Trial for '81 murder may be in January
By Paul Peirce
Published: Wednesday, Dec. 15, 2010,
A Jacksonville, Fla., man will learn later this month whether he will stand trial in January for the 1981 slaying of his wife in Somerset County.
During a brief conference Tuesday, Somerset President Judge John M. Cascio told Joseph Policicchio, the attorney for John D. Dawson, 61, and District Attorney Jerry Spangler they will meet again Dec. 29 to determine whether Dawson's trial can fit into the January trial term.
Policicchio and Spangler said they are ready to proceed, but questioned whether the trial could fit into the three-week jury trial window that begins Jan. 10 in view of other cases scheduled.
Dawson's trial is expected to take at least a week.
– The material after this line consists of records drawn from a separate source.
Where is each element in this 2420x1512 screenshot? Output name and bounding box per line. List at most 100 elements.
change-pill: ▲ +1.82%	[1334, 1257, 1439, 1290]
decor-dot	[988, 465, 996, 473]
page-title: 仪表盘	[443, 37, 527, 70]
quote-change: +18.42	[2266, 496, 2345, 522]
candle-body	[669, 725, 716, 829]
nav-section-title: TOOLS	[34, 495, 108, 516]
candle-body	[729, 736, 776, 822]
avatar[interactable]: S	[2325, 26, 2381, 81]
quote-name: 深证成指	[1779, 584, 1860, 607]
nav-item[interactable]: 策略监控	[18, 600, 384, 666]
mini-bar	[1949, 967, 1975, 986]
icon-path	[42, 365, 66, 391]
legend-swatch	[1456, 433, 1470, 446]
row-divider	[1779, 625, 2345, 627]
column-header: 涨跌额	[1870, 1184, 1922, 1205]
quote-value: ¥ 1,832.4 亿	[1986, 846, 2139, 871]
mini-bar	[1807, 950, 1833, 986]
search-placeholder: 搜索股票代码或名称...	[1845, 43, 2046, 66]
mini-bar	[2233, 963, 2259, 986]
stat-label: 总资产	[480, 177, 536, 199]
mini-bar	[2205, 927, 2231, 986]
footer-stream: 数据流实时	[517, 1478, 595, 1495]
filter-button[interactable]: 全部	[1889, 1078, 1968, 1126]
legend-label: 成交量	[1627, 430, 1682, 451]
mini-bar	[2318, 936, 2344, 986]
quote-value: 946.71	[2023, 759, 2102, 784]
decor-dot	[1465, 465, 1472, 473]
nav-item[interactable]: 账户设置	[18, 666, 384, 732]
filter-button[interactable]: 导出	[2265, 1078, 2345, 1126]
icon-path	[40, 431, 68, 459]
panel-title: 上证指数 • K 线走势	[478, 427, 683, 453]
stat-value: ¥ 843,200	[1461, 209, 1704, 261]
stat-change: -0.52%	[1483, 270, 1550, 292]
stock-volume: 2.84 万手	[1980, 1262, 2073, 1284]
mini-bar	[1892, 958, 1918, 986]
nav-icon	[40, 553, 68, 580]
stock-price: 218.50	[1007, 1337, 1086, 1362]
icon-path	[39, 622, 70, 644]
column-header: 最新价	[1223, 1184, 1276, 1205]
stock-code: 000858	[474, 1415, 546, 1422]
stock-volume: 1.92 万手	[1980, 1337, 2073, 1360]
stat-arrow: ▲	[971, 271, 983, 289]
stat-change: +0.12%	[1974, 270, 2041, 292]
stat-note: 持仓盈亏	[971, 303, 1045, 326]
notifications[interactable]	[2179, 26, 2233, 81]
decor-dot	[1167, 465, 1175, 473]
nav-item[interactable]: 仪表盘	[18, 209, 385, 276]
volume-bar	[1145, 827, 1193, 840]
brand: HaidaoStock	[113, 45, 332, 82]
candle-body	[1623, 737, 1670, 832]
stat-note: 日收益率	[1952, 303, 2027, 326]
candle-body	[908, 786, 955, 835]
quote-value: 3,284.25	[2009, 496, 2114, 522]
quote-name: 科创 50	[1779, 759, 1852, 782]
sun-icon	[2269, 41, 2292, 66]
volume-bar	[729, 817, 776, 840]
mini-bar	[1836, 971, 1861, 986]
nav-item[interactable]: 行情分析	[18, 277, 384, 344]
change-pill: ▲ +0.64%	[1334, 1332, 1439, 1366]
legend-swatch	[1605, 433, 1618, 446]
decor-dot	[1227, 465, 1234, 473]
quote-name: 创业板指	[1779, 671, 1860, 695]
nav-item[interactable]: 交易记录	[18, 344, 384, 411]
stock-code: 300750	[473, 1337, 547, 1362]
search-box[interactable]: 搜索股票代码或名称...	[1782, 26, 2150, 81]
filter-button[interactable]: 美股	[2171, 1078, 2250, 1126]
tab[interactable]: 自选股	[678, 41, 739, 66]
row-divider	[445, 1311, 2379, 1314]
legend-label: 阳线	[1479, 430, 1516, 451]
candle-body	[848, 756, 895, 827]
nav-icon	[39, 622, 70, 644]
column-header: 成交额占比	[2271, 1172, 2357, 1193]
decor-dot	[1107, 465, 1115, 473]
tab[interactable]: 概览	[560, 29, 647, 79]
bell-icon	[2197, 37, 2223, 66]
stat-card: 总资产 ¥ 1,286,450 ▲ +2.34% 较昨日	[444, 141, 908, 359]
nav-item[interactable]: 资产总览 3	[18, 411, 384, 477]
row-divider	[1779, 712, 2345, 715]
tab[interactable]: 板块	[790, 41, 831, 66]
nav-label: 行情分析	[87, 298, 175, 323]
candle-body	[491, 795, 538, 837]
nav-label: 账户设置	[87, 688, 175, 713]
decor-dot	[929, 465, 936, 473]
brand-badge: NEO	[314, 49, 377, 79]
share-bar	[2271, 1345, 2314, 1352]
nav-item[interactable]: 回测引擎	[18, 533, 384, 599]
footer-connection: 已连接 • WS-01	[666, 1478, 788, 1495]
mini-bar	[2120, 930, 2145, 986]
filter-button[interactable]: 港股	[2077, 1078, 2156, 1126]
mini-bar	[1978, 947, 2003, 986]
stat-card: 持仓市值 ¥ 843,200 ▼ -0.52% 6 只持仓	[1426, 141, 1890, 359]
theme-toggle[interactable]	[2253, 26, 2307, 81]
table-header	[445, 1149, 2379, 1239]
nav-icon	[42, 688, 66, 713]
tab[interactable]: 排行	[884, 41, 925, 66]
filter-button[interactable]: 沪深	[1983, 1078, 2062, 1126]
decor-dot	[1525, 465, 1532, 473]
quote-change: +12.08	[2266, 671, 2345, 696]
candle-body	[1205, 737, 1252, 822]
He is accused in the Nov. 9, 1981, slaying of his wife, Kathleen Dawson, 30.
On Friday, Cascio ruled prior testimony from a deceased witness, which linked Dawson to the murder 29 years ago, can be read into evidence at trial.
Cascio rejected a defense motion to dismiss charges against Dawson because of the August death of a key prosecution witness.
Dawson is charged with killing his wife, a nurse, during her drive home from work to their Jennerstown residence. Her body was discovered in her burning car in Conemaugh Township.
Policicchio had argued that the testimony of Dawson's nephew, Duane Schmidt, at a June 4, 2009, preliminary hearing should be ruled inadmissible because Schmidt, 56, died of natural causes in August.
Cascio ruled that Schmidt's preliminary hearing testimony could be read to jurors because it was made under oath and was subject to cross-examination by Policicchio. Cascio said state law permits the admission of such testimony if there was "adequate opportunity to cross-examine the witness."
Schmidt came forward in March 2009 with evidence against his uncle.
At the hearing, Schmidt testified that Dawson had burn marks on his face and smelled of smoke hours after Kathleen Dawson's body was found.
Authorities say Dawson had financial and romantic motives to kill his spouse of nine years before he moved to Florida to live with his mistress. He changed his insurance policy on the day of the slaying and received $25,968 as a result of his wife's death, court records show.